Fortnite lagged behind Clash Royale, which earned $1.2 billion in 2017, in the time it took to hit the $100 million mark, but achieved it much more quickly than other top-selling games. (Both figures exclude revenues from China.) A direct comparison to PUBG isn't available because it had only been monetizing for 60 days at the time of the report, but Sensor Tower estimated that it rang up a relatively paltry $5.2 million in revenues over that period. It also pointed out that for the first two weeks of that 90-day stretch, Fortnite was only available via invitation—basically, it was a closed beta, so incoming revenues would have been much lower than normal.

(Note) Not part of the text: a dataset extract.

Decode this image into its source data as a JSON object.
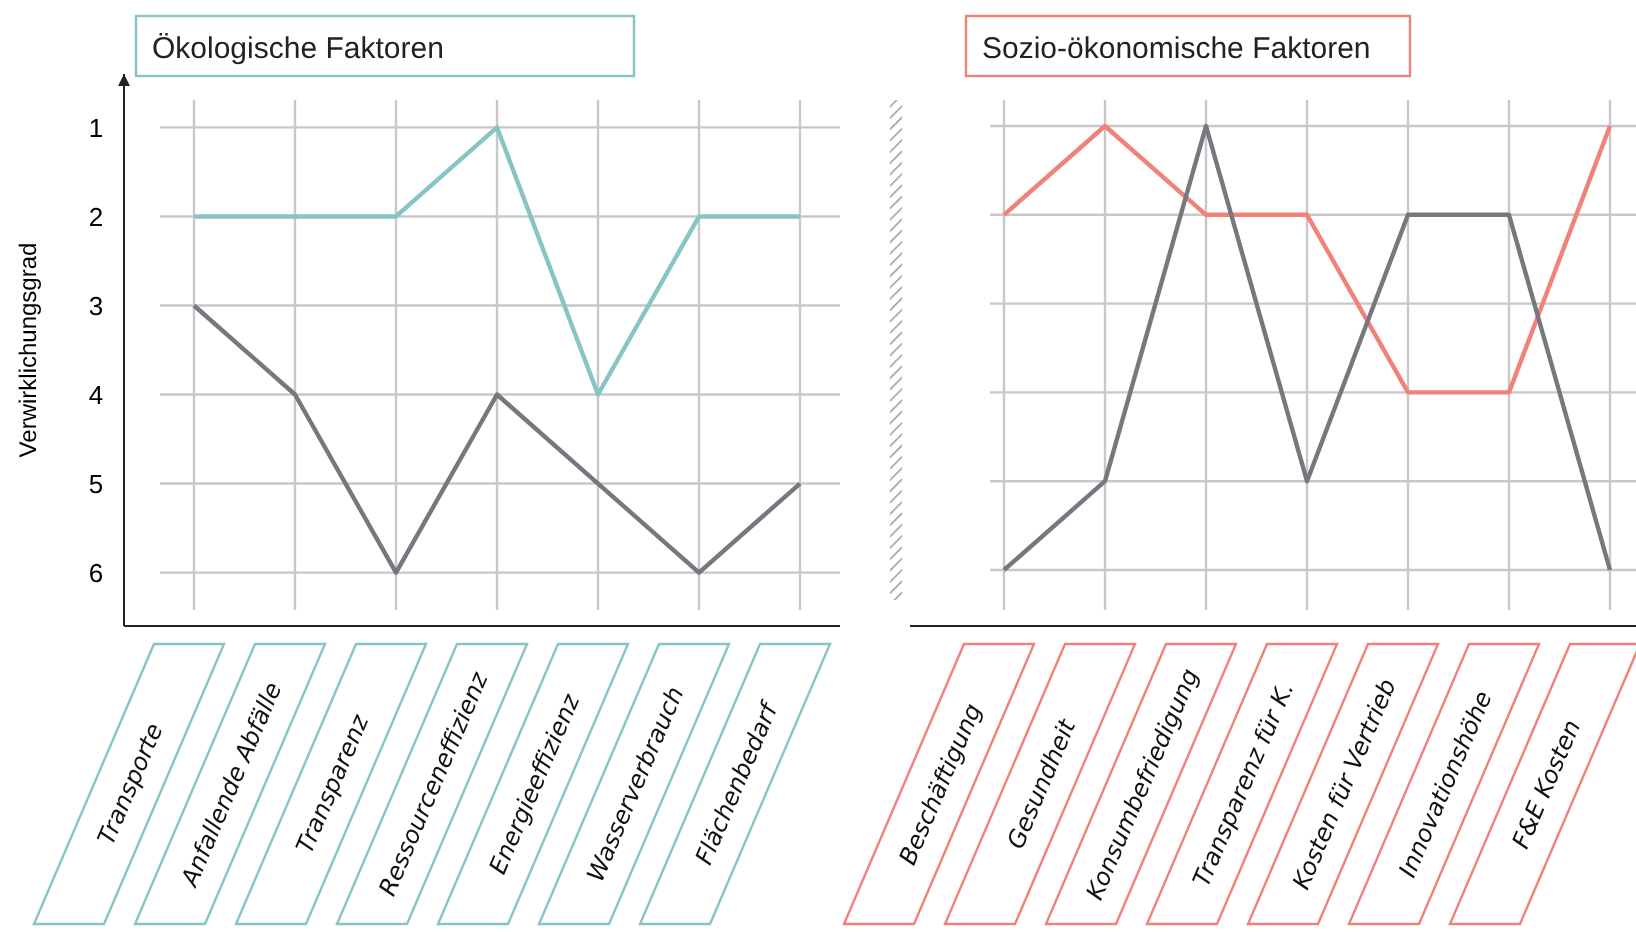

Epic's success in monetizing Fortnite across all platforms is attributed to a "winning revenue formula ... [of] selling limited-time (but non-random) cosmetic items in-game," plus seasonal Battle Pass sales: The site said Fortnite's revenues quadrupled when the fourth season started in May. And it shows no sign of slowing: "Even apart from Battle Pass sales, we see Fortnite growing its momentum on mobile, and there are no indications of it slowing there—or anywhere else—as it continues its reign as the world’s most popular game," Sensor Tower said.
What mostly makes this story relevant to us is how Epic's incredible success seems to have helped popularize the 'pass' concept: Rocket League is getting them, and so is PUBG. It is possible that after the great loot box backlash of 2016, limited-time cosmetics and seasonal passes will be the new big trend in monetization.
And despite its major mobile success, there's still plenty of room for Fortnite to grow. Sensor Tower reported earlier this month that it was only number five on the top-ten App Store revenue list for May (the first mobile game not developed in Asia to make the top five since May 2017), behind Honor of Kings, Westward Journey, Monster Strike, and Fate/Grand Order. It will no doubt make up some of that ground when Tencent brings it to China, but as we noted in this April report, there's no guarantee it will achieve a similar degree of success in that market.
With such massive successes on mobile platforms, don't expect the trend of popular PC games going mobile to slow down.